Paula sintió que el corazón se le paraba y se le helaba la sangre del pecho. Inesperadamente, el momento de la verdad estaba frente a ella y no podía dejarlo pasar por más tiempo. De pronto, una extraña calma se apoderó de ella, aclarando sus ideas y respiró hondo.


Pedro, no tendremos ningún bebé.


Él se quedó de piedra.


—¿Qué quieres decir? No puedes cancelar todo esto todavía. Acabo de decirles que nos hemos casado.


—No lo estoy cancelando. Lo harás tú una vez sepas lo que tengo que decirte —dijo y sintió un escalofrío por lo que estaba a punto de revelar—. Pedro, soy estéril. No puedo tener hijos por culpa del accidente.


Paula lo oyó respirar hondo. Aun sabiendo que se engañaba a sí misma, confió en que le dijera que no importaba.


—Lo único que quiere mi padre es un nieto. Soy el último Alfonso.

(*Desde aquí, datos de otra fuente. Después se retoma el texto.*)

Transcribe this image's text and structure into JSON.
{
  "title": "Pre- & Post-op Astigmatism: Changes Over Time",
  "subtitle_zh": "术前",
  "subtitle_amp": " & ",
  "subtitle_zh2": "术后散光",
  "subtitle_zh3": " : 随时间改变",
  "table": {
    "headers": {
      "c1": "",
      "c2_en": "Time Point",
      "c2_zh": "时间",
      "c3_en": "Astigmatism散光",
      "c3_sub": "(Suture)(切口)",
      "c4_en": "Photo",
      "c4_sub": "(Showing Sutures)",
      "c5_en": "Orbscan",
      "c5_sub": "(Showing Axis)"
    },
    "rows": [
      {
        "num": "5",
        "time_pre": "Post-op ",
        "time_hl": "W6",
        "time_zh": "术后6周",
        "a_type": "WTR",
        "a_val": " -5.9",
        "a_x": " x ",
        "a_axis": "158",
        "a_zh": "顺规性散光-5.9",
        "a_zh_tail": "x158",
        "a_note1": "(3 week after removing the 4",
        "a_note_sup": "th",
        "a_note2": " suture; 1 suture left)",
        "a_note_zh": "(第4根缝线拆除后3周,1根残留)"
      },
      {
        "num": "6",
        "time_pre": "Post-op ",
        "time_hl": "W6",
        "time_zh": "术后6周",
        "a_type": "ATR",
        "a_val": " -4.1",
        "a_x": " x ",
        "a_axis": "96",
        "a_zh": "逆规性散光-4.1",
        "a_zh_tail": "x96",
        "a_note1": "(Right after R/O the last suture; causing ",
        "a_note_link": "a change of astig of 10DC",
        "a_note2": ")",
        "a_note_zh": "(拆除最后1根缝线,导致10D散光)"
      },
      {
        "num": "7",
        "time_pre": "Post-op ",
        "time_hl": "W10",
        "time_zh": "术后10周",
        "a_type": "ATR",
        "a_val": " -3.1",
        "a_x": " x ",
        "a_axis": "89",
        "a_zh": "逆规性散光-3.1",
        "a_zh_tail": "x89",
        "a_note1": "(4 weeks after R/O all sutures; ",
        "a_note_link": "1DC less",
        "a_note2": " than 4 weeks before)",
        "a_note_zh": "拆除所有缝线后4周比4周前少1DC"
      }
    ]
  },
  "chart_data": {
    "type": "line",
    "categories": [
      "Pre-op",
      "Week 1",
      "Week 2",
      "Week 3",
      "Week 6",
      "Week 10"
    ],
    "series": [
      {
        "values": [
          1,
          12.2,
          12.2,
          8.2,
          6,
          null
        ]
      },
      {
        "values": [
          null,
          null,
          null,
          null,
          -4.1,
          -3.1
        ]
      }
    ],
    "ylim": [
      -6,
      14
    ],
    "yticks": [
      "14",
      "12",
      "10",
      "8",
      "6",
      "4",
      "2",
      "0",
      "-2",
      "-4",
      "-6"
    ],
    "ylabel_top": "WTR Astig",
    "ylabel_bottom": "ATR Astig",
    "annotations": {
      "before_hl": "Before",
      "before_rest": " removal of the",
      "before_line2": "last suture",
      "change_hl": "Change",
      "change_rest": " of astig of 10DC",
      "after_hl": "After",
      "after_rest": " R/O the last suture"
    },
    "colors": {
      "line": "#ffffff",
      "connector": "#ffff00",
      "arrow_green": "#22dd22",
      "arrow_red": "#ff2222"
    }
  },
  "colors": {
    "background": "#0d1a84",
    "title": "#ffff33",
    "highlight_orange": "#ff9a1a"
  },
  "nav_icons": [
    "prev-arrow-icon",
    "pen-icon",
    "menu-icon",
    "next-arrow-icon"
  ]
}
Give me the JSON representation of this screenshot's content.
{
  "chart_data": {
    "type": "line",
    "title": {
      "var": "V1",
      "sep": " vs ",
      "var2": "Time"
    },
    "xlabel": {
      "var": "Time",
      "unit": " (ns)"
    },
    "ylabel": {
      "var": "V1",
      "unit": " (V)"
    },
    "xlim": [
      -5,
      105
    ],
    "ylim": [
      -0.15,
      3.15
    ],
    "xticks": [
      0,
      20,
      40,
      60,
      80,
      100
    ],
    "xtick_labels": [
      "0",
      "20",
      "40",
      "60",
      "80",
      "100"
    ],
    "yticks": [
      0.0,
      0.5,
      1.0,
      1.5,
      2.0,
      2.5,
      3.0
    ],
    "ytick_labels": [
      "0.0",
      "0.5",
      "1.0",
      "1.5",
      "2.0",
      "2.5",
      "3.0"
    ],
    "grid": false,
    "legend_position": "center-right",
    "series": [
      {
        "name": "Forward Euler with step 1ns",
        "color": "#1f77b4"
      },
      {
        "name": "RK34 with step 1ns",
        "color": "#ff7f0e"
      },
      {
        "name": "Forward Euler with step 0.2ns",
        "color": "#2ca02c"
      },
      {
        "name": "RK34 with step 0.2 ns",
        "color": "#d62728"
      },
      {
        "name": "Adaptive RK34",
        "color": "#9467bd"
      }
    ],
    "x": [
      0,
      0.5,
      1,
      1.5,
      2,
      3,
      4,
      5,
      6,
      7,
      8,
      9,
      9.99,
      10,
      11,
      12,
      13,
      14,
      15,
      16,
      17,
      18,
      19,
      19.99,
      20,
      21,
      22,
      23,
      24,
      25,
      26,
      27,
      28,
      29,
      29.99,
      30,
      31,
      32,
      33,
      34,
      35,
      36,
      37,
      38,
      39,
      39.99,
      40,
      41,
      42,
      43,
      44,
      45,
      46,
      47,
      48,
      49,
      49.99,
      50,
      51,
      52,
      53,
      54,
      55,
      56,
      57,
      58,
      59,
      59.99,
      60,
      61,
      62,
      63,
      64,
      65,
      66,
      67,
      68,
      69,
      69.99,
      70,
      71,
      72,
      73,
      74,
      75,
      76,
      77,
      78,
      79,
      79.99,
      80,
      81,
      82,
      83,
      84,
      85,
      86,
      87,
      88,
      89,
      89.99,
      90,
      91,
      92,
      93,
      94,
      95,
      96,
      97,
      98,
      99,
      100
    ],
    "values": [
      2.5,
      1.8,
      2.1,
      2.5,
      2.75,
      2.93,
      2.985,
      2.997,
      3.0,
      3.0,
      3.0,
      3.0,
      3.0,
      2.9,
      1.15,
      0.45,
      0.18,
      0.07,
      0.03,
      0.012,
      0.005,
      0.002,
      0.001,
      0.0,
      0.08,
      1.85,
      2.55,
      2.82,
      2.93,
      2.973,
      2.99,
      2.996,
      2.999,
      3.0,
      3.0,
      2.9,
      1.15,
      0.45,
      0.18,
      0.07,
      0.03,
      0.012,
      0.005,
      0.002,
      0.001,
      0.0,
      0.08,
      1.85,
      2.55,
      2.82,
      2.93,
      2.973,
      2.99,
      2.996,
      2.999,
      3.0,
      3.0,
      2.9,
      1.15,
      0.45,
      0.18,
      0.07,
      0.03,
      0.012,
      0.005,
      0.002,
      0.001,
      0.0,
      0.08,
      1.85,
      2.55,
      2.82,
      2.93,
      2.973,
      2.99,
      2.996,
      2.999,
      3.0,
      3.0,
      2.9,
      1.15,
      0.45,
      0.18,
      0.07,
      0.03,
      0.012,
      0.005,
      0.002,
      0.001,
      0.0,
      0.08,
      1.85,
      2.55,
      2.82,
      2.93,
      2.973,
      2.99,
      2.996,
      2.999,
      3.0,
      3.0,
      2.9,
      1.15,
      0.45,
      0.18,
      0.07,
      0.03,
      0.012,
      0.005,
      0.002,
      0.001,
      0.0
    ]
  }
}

Paula cerró los ojos. Así que todo había acabado. Aquello era otro obstáculo más, además de su ansia de venganza. Y esta vez no había vuelta atrás.


Con el corazón en un puño, levantó la mirada al techo y vio la pintura descascarillada en la esquina. Ahora tendría todo el tiempo del mundo para arreglarlo, incluso para pintar toda la maldita casa si fuera necesario. Al menos, eso la mantendría ocupada cuando él se fuera.


—¿Lo tenías planeado? —preguntó con rabia—. ¿Planeaste esta venganza?


—La venganza era idea tuya, ¿recuerdas?


—Así que viste en esto tu oportunidad de interponerte en mi camino.


Paula se quedó pensativa. Y de pronto fue demasiado tarde.


—Así que eso es —dijo con tono frío. Lo curioso es que estaba empezando a sentir que estaba siendo demasiado duro contigo, de que estaba poniendo en peligro tu dulzura en mi intento de venganza.


Paula nunca se había sentido peor.


Pedro, perdí la posibilidad de tener hijos y tú perdiste a un hijo en camino. Los dos...


—No trates de hacerme creer que tenemos algo en común. No tienes ni idea de cómo me siento en este momento.


No había ninguna posibilidad de calmarlo. Nunca entendería cómo se había sentido al saber que no podría tener hijos. Su futuro había sido truncado por la fatalidad del destino. ¿Qué hombre la desearía? Ya tendría tiempo de llorar más tarde. 


Lo importante en aquel momento era salir de aquel desastre con la mayor dignidad posible.


—No. No sé cómo te sientes. Tampoco soy capaz de imaginar el infierno por el que has debido pasar después de la muerte de Lucia. Conseguiré una cita con un abogado para empezar los trámites del divorcio. Después, nada te unirá a los Chaves, que tanto daño te han causado.


—Tengo que irme o perderé el vuelo —fue lo único que dijo él.


—Adiós, Pedro —susurró, con el corazón hecho pedazos.


Pero él no la oyó, o pretendió no hacerlo.